Clinical posts from members and guests of the Australasian Society for HIV, Viral Hepatitis and Sexual Health Medicine (ASHM) from various international medical and scientific conferences on HIV, AIDS, viral hepatitis, and sexual health.
The Global Elimination of Hep C
Professor Edward Gane from Auckland NZ gave a visionary plenary presentation on how we may be able to eradicate hepatitis C.
Background on the Hepatitis C epidemic
Global infected population consists of 80-100 million people, with about 250,000 people in Australia
The global mortality attributable to liver disease has increased 60% since 1990, making it one of the fastest rising causes of mortality. Most of this can be explained from liver cancer and cirrhosis due to hepatitis C.
Can vaccination eradicate hepatitis C?
There are many barriers to the successful development of a HCV vaccine:
1. HCV factors:
- HCV genomic diversity
- T cell exhaustion
- Impaired DC maturation
- HCV NS3/5A inhibits IFN
2. Patient factors:
- Host genomic diversity
- Aging population
- HIV co-infection
3. Other factors:
- The chimp is the only animal model for vaccine development
- Preclinical results do not translate to humans
- With new highly effective treatment, there is reduced interest in vaccine development
Can public health interventions eraticate hepatitis C?
Harm reduction strategies (needle exchange, opioid substitution programs) are moderately effective, modelling has shown that these strategies will reduce HCV prevalence in PWID by a maximum of 30% over 10 years. This is insufficient to eradicate HCV. These strategies do have other benefits, such as reductions in HIV transmission, reductions in crime and increased engagement with healthcare providers.

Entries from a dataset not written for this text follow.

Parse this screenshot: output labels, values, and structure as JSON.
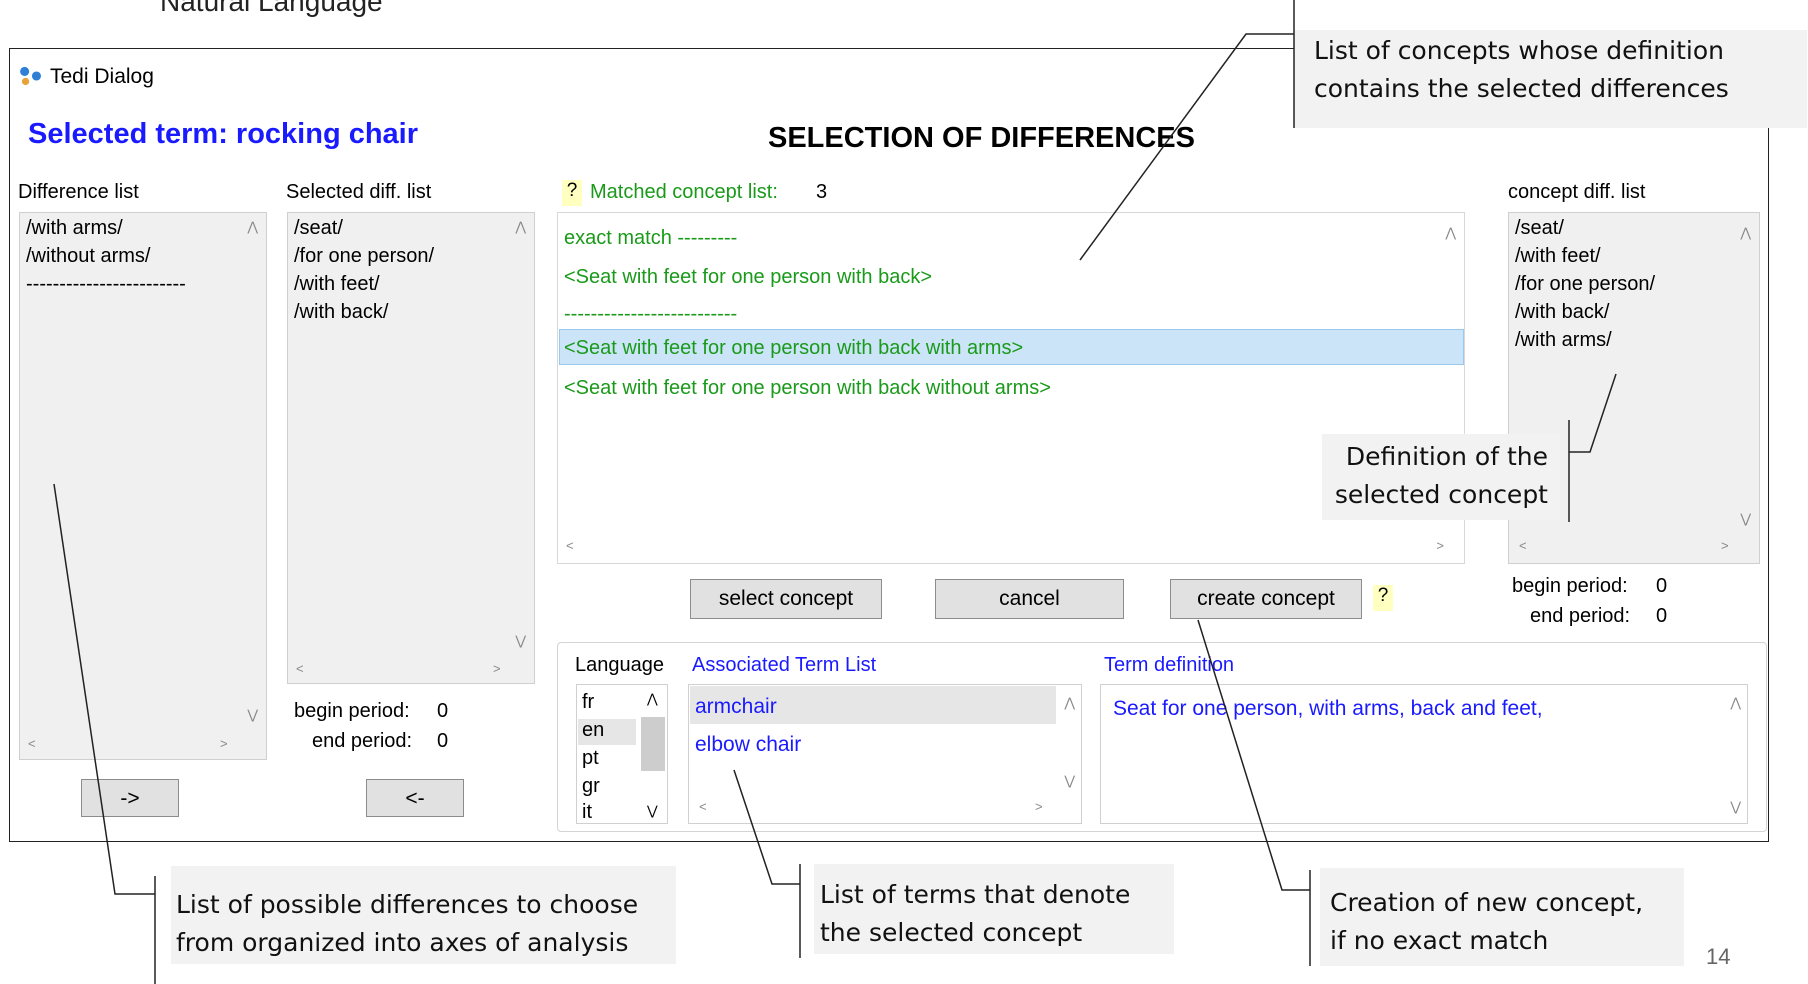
{
  "slide": {
    "heading_fragment": "Natural Language",
    "page_number": "14"
  },
  "window": {
    "title": "Tedi Dialog",
    "icon": "tedi-app-icon"
  },
  "header": {
    "selected_term": "Selected term: rocking chair",
    "section_title": "SELECTION OF DIFFERENCES"
  },
  "difference_list": {
    "label": "Difference list",
    "items": [
      "/with arms/",
      "/without arms/",
      "------------------------"
    ],
    "move_right_label": "->"
  },
  "selected_diff_list": {
    "label": "Selected diff. list",
    "items": [
      "/seat/",
      "/for one person/",
      "/with feet/",
      "/with back/"
    ],
    "begin_period_label": "begin period:",
    "begin_period_value": "0",
    "end_period_label": "end period:",
    "end_period_value": "0",
    "move_left_label": "<-"
  },
  "matched": {
    "help": "?",
    "label": "Matched concept list:",
    "count": "3",
    "items": [
      "exact match ---------",
      "<Seat with feet for one person with back>",
      "--------------------------",
      "<Seat with feet for one person with back with arms>",
      "<Seat with feet for one person with back without arms>"
    ],
    "selected_index": 3
  },
  "buttons": {
    "select": "select concept",
    "cancel": "cancel",
    "create": "create concept",
    "create_help": "?"
  },
  "concept_diff_list": {
    "label": "concept diff. list",
    "items": [
      "/seat/",
      "/with feet/",
      "/for one person/",
      "/with back/",
      "/with arms/"
    ],
    "begin_period_label": "begin period:",
    "begin_period_value": "0",
    "end_period_label": "end period:",
    "end_period_value": "0"
  },
  "language": {
    "label": "Language",
    "items": [
      "fr",
      "en",
      "pt",
      "gr",
      "it"
    ],
    "selected": "en"
  },
  "terms": {
    "label": "Associated Term List",
    "items": [
      "armchair",
      "elbow chair"
    ]
  },
  "definition": {
    "label": "Term definition",
    "text": "Seat for one person, with arms, back and feet,"
  },
  "callouts": {
    "concepts": [
      "List of concepts whose definition",
      "contains the selected differences"
    ],
    "definition": [
      "Definition of the",
      "selected concept"
    ],
    "differences": [
      "List of possible differences to choose",
      "from organized into axes of analysis"
    ],
    "terms": [
      "List of terms that denote",
      "the selected concept"
    ],
    "creation": [
      "Creation of new concept,",
      "if no exact match"
    ]
  }
}
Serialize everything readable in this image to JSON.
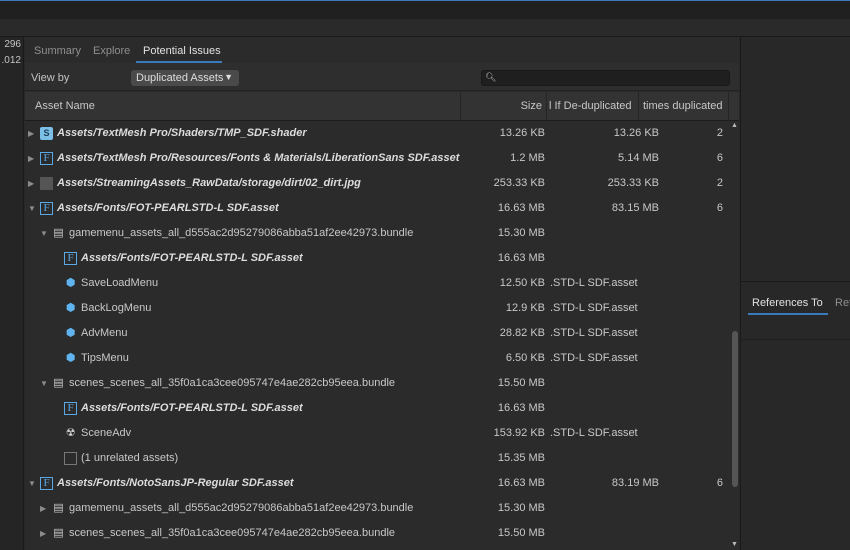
{
  "left_strip": {
    "values": [
      "296",
      ".012"
    ]
  },
  "tabs": [
    {
      "label": "Summary",
      "active": false
    },
    {
      "label": "Explore",
      "active": false
    },
    {
      "label": "Potential Issues",
      "active": true
    }
  ],
  "viewby": {
    "label": "View by",
    "selected": "Duplicated Assets",
    "search_placeholder": ""
  },
  "columns": {
    "name": "Asset Name",
    "size": "Size",
    "dedup": "l If De-duplicated",
    "times": "times duplicated"
  },
  "rows": [
    {
      "name": "Assets/TextMesh Pro/Shaders/TMP_SDF.shader",
      "icon": "shader-icon",
      "bold": true,
      "indent": 0,
      "arrow": "right",
      "size": "13.26 KB",
      "dedup": "13.26 KB",
      "times": "2"
    },
    {
      "name": "Assets/TextMesh Pro/Resources/Fonts & Materials/LiberationSans SDF.asset",
      "icon": "font-asset-icon",
      "bold": true,
      "indent": 0,
      "arrow": "right",
      "size": "1.2 MB",
      "dedup": "5.14 MB",
      "times": "6"
    },
    {
      "name": "Assets/StreamingAssets_RawData/storage/dirt/02_dirt.jpg",
      "icon": "image-icon",
      "bold": true,
      "indent": 0,
      "arrow": "right",
      "size": "253.33 KB",
      "dedup": "253.33 KB",
      "times": "2"
    },
    {
      "name": "Assets/Fonts/FOT-PEARLSTD-L SDF.asset",
      "icon": "font-asset-icon",
      "bold": true,
      "indent": 0,
      "arrow": "down",
      "size": "16.63 MB",
      "dedup": "83.15 MB",
      "times": "6"
    },
    {
      "name": "gamemenu_assets_all_d555ac2d95279086abba51af2ee42973.bundle",
      "icon": "bundle-icon",
      "bold": false,
      "indent": 1,
      "arrow": "down",
      "size": "15.30 MB",
      "dedup": "",
      "times": ""
    },
    {
      "name": "Assets/Fonts/FOT-PEARLSTD-L SDF.asset",
      "icon": "font-asset-icon",
      "bold": true,
      "indent": 2,
      "arrow": "",
      "size": "16.63 MB",
      "dedup": "",
      "times": ""
    },
    {
      "name": "SaveLoadMenu",
      "icon": "prefab-icon",
      "bold": false,
      "indent": 2,
      "arrow": "",
      "size": "12.50 KB",
      "dedup": ".STD-L SDF.asset",
      "times": ""
    },
    {
      "name": "BackLogMenu",
      "icon": "prefab-icon",
      "bold": false,
      "indent": 2,
      "arrow": "",
      "size": "12.9 KB",
      "dedup": ".STD-L SDF.asset",
      "times": ""
    },
    {
      "name": "AdvMenu",
      "icon": "prefab-icon",
      "bold": false,
      "indent": 2,
      "arrow": "",
      "size": "28.82 KB",
      "dedup": ".STD-L SDF.asset",
      "times": ""
    },
    {
      "name": "TipsMenu",
      "icon": "prefab-icon",
      "bold": false,
      "indent": 2,
      "arrow": "",
      "size": "6.50 KB",
      "dedup": ".STD-L SDF.asset",
      "times": ""
    },
    {
      "name": "scenes_scenes_all_35f0a1ca3cee095747e4ae282cb95eea.bundle",
      "icon": "bundle-icon",
      "bold": false,
      "indent": 1,
      "arrow": "down",
      "size": "15.50 MB",
      "dedup": "",
      "times": ""
    },
    {
      "name": "Assets/Fonts/FOT-PEARLSTD-L SDF.asset",
      "icon": "font-asset-icon",
      "bold": true,
      "indent": 2,
      "arrow": "",
      "size": "16.63 MB",
      "dedup": "",
      "times": ""
    },
    {
      "name": "SceneAdv",
      "icon": "scene-icon",
      "bold": false,
      "indent": 2,
      "arrow": "",
      "size": "153.92 KB",
      "dedup": ".STD-L SDF.asset",
      "times": ""
    },
    {
      "name": "(1 unrelated assets)",
      "icon": "unrelated-icon",
      "bold": false,
      "indent": 2,
      "arrow": "",
      "size": "15.35 MB",
      "dedup": "",
      "times": ""
    },
    {
      "name": "Assets/Fonts/NotoSansJP-Regular SDF.asset",
      "icon": "font-asset-icon",
      "bold": true,
      "indent": 0,
      "arrow": "down",
      "size": "16.63 MB",
      "dedup": "83.19 MB",
      "times": "6"
    },
    {
      "name": "gamemenu_assets_all_d555ac2d95279086abba51af2ee42973.bundle",
      "icon": "bundle-icon",
      "bold": false,
      "indent": 1,
      "arrow": "right",
      "size": "15.30 MB",
      "dedup": "",
      "times": ""
    },
    {
      "name": "scenes_scenes_all_35f0a1ca3cee095747e4ae282cb95eea.bundle",
      "icon": "bundle-icon",
      "bold": false,
      "indent": 1,
      "arrow": "right",
      "size": "15.50 MB",
      "dedup": "",
      "times": ""
    }
  ],
  "right_panel": {
    "tab_active": "References To",
    "tab_inactive": "Ref"
  },
  "colors": {
    "accent": "#3a79bb",
    "background": "#282828",
    "header": "#333333"
  }
}
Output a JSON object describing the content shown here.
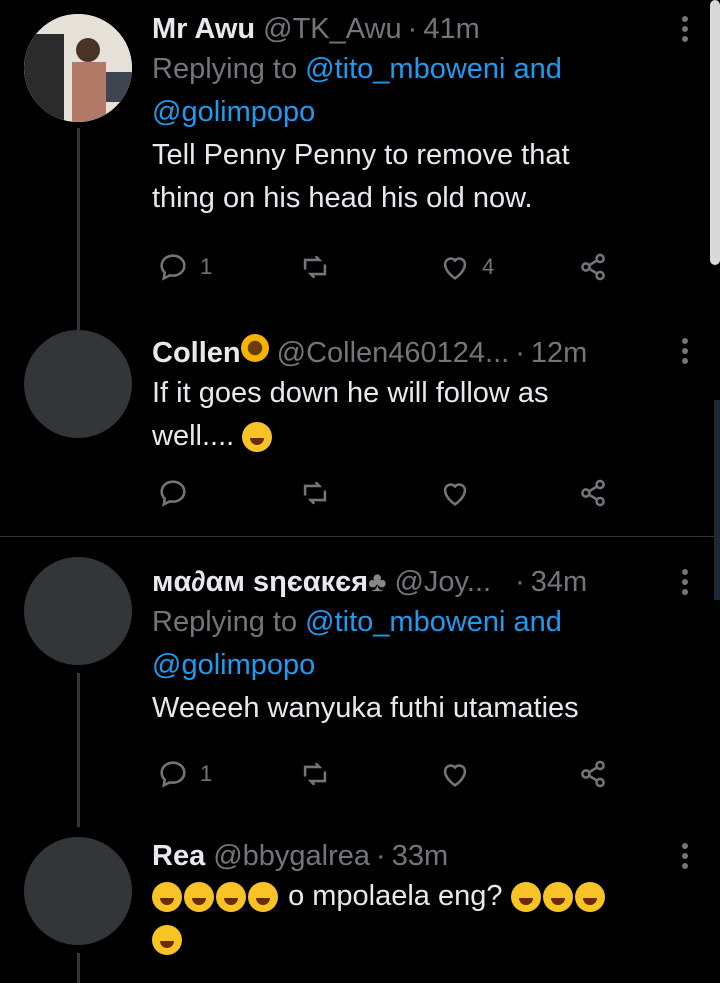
{
  "tweets": [
    {
      "name": "Mr Awu",
      "handle": "@TK_Awu",
      "dot": "·",
      "time": "41m",
      "replying_prefix": "Replying to ",
      "replying_user1": "@tito_mboweni",
      "replying_and": " and",
      "replying_user2": "@golimpopo",
      "text_line1": "Tell Penny Penny to remove that",
      "text_line2": "thing on his head his old now.",
      "reply_count": "1",
      "retweet_count": "",
      "like_count": "4"
    },
    {
      "name": "Collen",
      "handle": "@Collen460124...",
      "dot": "·",
      "time": "12m",
      "text_line1": "If it goes down he will follow as",
      "text_line2": "well....",
      "reply_count": "",
      "like_count": ""
    },
    {
      "name": "мα∂αм ѕηєαкєя",
      "handle": "@Joy...",
      "dot": "·",
      "time": "34m",
      "replying_prefix": "Replying to ",
      "replying_user1": "@tito_mboweni",
      "replying_and": " and",
      "replying_user2": "@golimpopo",
      "text_line1": "Weeeeh wanyuka futhi utamaties",
      "reply_count": "1",
      "like_count": ""
    },
    {
      "name": "Rea",
      "handle": "@bbygalrea",
      "dot": "·",
      "time": "33m",
      "text_line1": "o mpolaela eng?"
    }
  ],
  "colors": {
    "link": "#1d9bf0",
    "muted": "#71767b",
    "text": "#e7e9ea",
    "background": "#000000"
  }
}
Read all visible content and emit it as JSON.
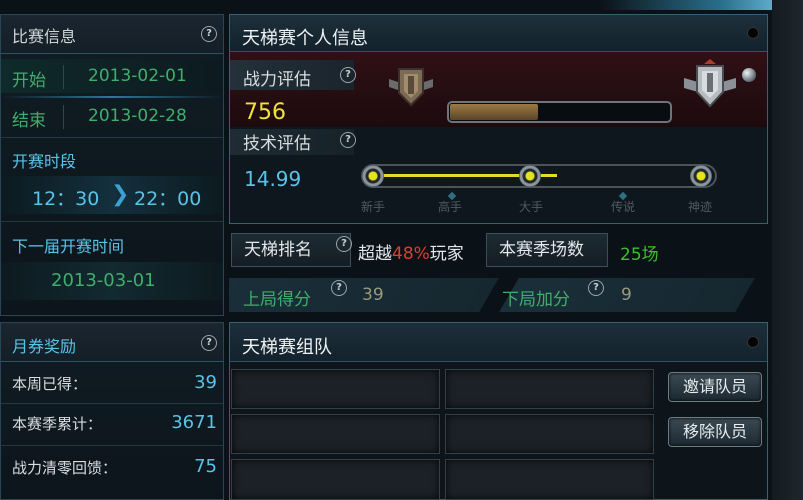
{
  "match_info": {
    "title": "比赛信息",
    "start_label": "开始",
    "start_date": "2013-02-01",
    "end_label": "结束",
    "end_date": "2013-02-28",
    "period_label": "开赛时段",
    "period_start": "12：30",
    "period_end": "22：00",
    "next_label": "下一届开赛时间",
    "next_date": "2013-03-01"
  },
  "voucher": {
    "title": "月券奖励",
    "rows": [
      {
        "label": "本周已得：",
        "value": "39"
      },
      {
        "label": "本赛季累计：",
        "value": "3671"
      },
      {
        "label": "战力清零回馈：",
        "value": "75"
      }
    ]
  },
  "ladder_personal": {
    "title": "天梯赛个人信息",
    "power_label": "战力评估",
    "power_value": "756",
    "power_fill": 0.4,
    "skill_label": "技术评估",
    "skill_value": "14.99",
    "skill_ticks": [
      "新手",
      "高手",
      "大手",
      "传说",
      "神迹"
    ],
    "rank_label": "天梯排名",
    "rank_prefix": "超越",
    "rank_percent": "48%",
    "rank_suffix": "玩家",
    "season_label": "本赛季场数",
    "season_value": "25场",
    "last_label": "上局得分",
    "last_value": "39",
    "next_bonus_label": "下局加分",
    "next_bonus_value": "9"
  },
  "team": {
    "title": "天梯赛组队",
    "invite_label": "邀请队员",
    "remove_label": "移除队员"
  },
  "colors": {
    "accent_blue": "#59c3e8",
    "green": "#3fae6b",
    "yellow": "#f0e23a",
    "red": "#e23b2f"
  }
}
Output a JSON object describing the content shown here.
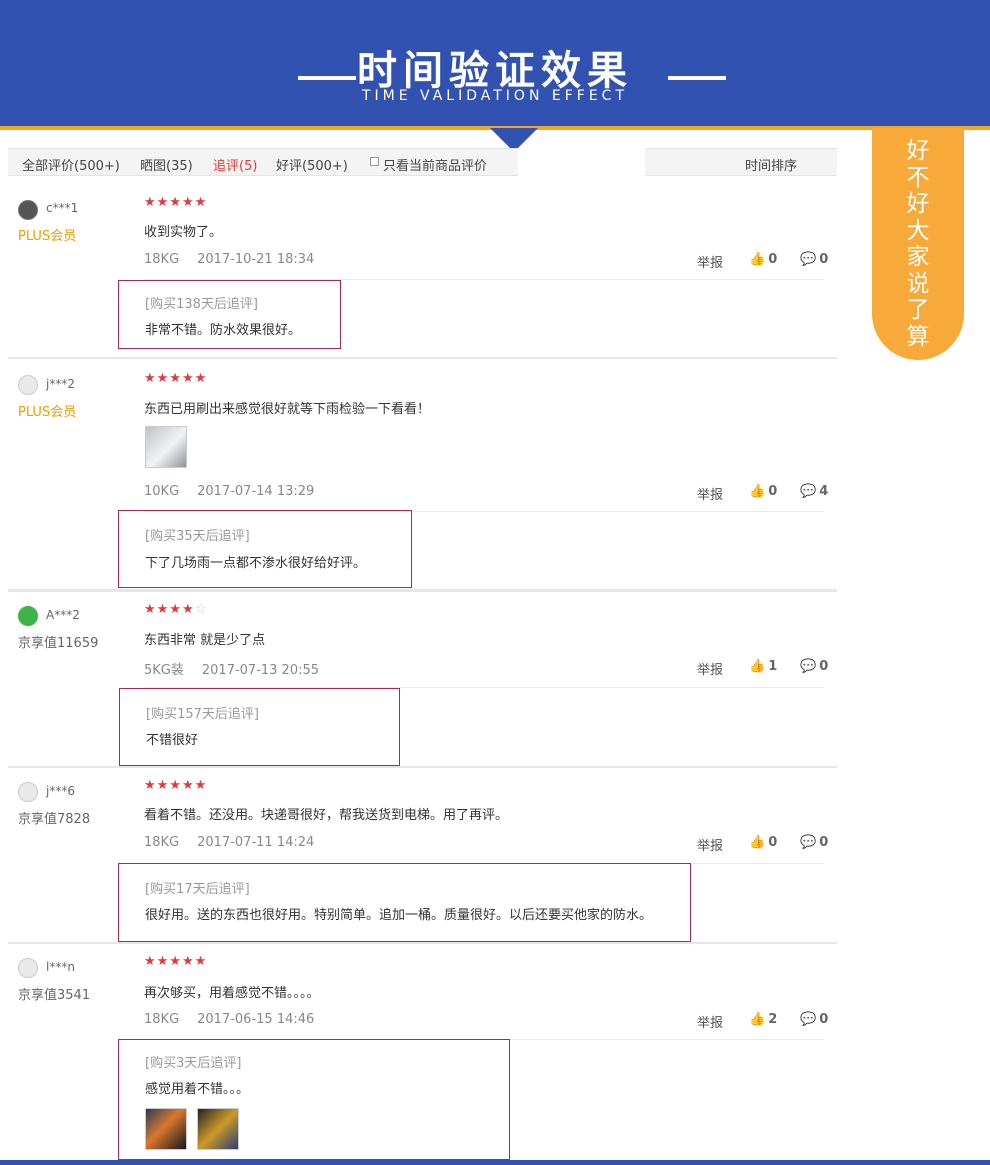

Can treatment eradicate hepatitis C?
This slide demonstrates the current hepatitis C treatment cascade on the left, where about 1% of people living with hepatitis C achieve cure/SVR. If we only improve treatment with newly developed drugs, then cure rate will increase to 1.8% (middle cascade). Significantly driving up cure rates to 80% requires that 90% of people living with hepatitis C need to be diagnosed, and 90% of those diagnosed need to take up treatment.
I would think that with access to well-tolerated and highly effective hepatitis C treatment, there will be an increased drive for clinicians to test at-risk patients for hepatitis C, and there will be increased uptake of hepatitis C treatment by those who have been infected.
In Australia we are on the cusp of possibly being able to achieve a ramp-up in hepatitis C management, as the Pharmaceutical Benefits Advisory Committee (PBAC) has recommended the listing of several new hepatitis C treatments (see slide below) AND have recommended that these be available for treating people at any stage of liver disease AND that these treatments can be prescribed by general practitioners in the community, thus allowing for a large-scale rollout of hepatitis C treatment, potentially setting the scene for eradication of hepatitis C.